Miałem szczęście, że znalazłem terapeutę bólu, który rozumie przewlekły ból. Nauczył mnie nauki o bólu. Okazuje się, że przewlekły ból jest jego własną chorobą. Kiedy dana osoba odczuwa wystarczająco długi ból, dosłownie zmienia to układ nerwowy. Uświadomiłem sobie, że nie ma sposobu, abym mógł wymyślić sposób na wyjście z bólu, bez względu na to, jak bardzo się starałem, co było niesamowicie uwalniające. Terapeuta nauczył mnie, jak w końcu nauczyć się słuchać swojego ciała.
Nauczyłem się odpoczywać. Nauczyłem się technik ciało-umysł, takich jak medytacja i autohipnoza, które uznają mój ból i pozwalają mu się uspokoić. Znowu nauczyłem się ufać sobie. Zdałem sobie sprawę, że kiedy próbowałem powstrzymać ból lub go zignorować, stawał się tylko bardziej intensywny.
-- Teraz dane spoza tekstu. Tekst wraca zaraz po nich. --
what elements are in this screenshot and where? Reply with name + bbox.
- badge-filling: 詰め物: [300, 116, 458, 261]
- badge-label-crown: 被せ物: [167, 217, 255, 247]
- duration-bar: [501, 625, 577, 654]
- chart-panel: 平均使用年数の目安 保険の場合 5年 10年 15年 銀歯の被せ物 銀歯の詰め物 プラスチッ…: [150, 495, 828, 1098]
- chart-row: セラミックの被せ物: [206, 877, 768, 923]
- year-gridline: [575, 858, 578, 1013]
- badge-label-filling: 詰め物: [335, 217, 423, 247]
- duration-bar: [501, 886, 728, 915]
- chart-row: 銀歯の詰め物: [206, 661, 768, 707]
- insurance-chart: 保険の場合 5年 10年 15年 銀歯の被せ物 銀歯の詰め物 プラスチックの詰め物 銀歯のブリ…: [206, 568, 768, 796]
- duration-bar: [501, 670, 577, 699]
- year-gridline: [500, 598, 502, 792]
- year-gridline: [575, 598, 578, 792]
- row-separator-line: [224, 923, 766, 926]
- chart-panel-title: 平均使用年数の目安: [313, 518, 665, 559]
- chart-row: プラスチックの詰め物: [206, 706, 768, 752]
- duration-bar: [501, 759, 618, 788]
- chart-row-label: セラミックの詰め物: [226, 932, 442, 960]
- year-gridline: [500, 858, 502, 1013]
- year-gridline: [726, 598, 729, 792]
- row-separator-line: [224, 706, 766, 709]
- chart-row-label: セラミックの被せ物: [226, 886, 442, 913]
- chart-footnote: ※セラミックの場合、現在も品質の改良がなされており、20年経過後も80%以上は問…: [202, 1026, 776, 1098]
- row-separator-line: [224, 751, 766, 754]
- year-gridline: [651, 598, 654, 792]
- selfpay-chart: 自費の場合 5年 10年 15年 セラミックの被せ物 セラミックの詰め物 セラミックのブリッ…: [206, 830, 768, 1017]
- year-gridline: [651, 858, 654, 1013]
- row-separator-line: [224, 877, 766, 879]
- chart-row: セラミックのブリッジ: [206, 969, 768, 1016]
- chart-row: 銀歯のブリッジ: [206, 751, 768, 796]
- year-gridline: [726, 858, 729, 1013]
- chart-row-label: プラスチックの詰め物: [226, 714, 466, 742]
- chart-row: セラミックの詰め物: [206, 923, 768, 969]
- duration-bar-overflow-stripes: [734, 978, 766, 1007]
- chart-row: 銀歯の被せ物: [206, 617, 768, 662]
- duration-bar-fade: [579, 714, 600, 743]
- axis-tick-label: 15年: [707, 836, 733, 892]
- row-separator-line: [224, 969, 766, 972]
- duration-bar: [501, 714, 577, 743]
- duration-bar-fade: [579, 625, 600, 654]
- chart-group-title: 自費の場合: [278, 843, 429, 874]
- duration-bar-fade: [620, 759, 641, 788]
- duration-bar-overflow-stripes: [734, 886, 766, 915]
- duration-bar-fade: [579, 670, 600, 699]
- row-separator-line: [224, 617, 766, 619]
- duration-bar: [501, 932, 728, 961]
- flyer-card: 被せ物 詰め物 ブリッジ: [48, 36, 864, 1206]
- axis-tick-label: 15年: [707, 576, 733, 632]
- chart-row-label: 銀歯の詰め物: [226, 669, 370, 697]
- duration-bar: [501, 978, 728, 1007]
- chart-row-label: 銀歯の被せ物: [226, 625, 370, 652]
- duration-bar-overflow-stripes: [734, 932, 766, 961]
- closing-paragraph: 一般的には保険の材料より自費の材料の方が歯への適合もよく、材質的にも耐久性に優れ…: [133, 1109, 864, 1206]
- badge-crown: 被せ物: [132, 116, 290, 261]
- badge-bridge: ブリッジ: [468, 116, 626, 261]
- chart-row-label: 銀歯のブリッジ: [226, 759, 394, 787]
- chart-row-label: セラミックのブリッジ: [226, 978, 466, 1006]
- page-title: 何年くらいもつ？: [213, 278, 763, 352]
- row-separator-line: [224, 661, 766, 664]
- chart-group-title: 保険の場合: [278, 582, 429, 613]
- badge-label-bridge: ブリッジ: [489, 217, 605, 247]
Teraz, gdy mam zaostrzenie bólu, mam rutynę zapewniającą komfort. Biorę leki przeciwbólowe i odwracam się od Netflixa. Odpoczywam i jeżdżę. Moje flary są krótsze, gdy z nimi nie walczę.
Zawsze będę cierpiał. Ale ból nie jest już przerażający. To nie jest mój wróg. To mój towarzysz, stały gość. Czasami jest to niepożądane, ale spełnia swoje zadanie, którym jest ostrzeżenie.
Kiedy przestałem go ignorować, zamiast tego zwróciłem się w jego stronę, wolałem raczej szeptać niż nieustannie krzyczeć. Obawiam się, że dziewczyny, którym powiedziano, że ich ból nie jest uwierzony lub powinny się go bać, na zawsze usłyszą ten krzyk.
Allison Wallis jest osobistym eseistą publikowanym w The Washington Post, Hawai'i Reporter i innych witrynach.